Looking back at the carnage created by the bursting of the credit bubble, it’s natural to scratch your head and ask How did we ever let that happen? Behavioral economics exists to answer questions like this.

Chris sat down with Dan Ariely, gallivanting behavioral-economics-researcher-extraordinaire, who is breathing new life into this previously obscure field of study. The resulting interview is full of fresh, non-intuitive insights and shines light on how the human brain is often hard-wired for irrational action when it comes to money.
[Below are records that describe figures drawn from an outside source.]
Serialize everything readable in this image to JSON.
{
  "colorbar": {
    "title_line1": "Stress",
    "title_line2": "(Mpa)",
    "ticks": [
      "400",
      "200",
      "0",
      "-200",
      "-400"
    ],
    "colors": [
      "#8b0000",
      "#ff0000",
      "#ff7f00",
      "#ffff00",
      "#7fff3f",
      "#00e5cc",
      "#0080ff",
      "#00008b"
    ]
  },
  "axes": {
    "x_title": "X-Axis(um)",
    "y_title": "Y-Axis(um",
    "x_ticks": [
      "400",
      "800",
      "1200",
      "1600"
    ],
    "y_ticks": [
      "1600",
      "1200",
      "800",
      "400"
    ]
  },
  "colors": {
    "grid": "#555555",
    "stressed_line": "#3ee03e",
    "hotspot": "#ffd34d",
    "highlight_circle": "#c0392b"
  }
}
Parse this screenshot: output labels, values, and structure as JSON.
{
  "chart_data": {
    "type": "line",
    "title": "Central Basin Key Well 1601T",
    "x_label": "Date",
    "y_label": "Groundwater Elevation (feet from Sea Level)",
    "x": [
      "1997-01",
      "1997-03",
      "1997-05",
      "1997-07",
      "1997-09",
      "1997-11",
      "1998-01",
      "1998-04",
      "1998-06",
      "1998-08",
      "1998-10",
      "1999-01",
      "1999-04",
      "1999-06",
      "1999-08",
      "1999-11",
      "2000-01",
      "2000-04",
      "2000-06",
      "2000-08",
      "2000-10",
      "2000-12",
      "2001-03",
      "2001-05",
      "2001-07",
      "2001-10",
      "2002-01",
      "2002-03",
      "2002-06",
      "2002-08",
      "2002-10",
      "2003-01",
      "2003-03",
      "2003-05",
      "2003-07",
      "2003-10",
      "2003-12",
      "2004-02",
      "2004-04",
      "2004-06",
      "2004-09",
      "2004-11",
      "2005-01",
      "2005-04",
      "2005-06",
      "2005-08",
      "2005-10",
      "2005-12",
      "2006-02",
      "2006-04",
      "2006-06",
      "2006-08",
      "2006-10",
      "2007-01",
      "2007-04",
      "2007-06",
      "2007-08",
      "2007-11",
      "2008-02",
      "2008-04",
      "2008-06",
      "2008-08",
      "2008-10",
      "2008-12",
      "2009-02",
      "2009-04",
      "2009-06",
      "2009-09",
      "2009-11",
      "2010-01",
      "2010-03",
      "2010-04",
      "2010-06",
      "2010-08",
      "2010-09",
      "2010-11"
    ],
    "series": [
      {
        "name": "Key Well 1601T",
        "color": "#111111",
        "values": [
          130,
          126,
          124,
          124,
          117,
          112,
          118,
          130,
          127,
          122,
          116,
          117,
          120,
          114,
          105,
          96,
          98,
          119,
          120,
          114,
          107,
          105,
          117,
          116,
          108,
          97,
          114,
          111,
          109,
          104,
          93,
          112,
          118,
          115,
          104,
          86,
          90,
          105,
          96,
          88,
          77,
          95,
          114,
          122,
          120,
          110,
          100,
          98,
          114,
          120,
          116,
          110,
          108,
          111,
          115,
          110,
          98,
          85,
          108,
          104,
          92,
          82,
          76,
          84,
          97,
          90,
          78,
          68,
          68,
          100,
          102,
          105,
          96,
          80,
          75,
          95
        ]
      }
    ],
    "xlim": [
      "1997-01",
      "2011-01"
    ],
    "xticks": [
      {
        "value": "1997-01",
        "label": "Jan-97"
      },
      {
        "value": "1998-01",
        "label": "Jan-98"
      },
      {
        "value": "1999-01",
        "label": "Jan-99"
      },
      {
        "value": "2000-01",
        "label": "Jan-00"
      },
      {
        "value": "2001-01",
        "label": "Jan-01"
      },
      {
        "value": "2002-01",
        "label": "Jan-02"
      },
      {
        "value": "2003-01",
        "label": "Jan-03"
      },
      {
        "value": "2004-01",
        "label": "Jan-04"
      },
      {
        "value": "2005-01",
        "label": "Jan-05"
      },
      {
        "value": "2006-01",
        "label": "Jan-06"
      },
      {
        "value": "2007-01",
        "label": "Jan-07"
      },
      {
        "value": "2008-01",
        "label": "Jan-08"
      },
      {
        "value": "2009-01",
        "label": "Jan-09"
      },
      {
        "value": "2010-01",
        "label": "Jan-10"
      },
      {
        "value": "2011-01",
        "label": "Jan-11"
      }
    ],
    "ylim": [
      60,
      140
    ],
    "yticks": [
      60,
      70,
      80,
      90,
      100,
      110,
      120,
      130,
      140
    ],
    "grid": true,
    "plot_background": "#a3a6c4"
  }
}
One of the key takeaways for us was how Dan’s research provides an empirical explanation for why inflation will likely win the day: Our mental programming leads us to prefer behavior that favors it.

Dan has a refreshing, non-traditional way of explaining the more intriguing aspects of human behavior, including:

  • The overwhelming influence of emotion in driving our decision-making
  • Our vulnerability to present temptations & our overestimation of our future virtuousness
  • Our amazing capacity to justify irrational circumstances
  • Our blindness to conflicts of interest when they work in our favor
  • Why we do a poor job of appreciating future risk

Each of these played a role in the excessive behavior responsible for the credit crisis – and continue to hamper our ability to handle its aftermath rationally today.

Our time with Dan was fun and fascinating. If you’re not acquainted with it already, the perspective offered by behavioral economics is a valuable addition to add to your world view. It definitely has been to ours.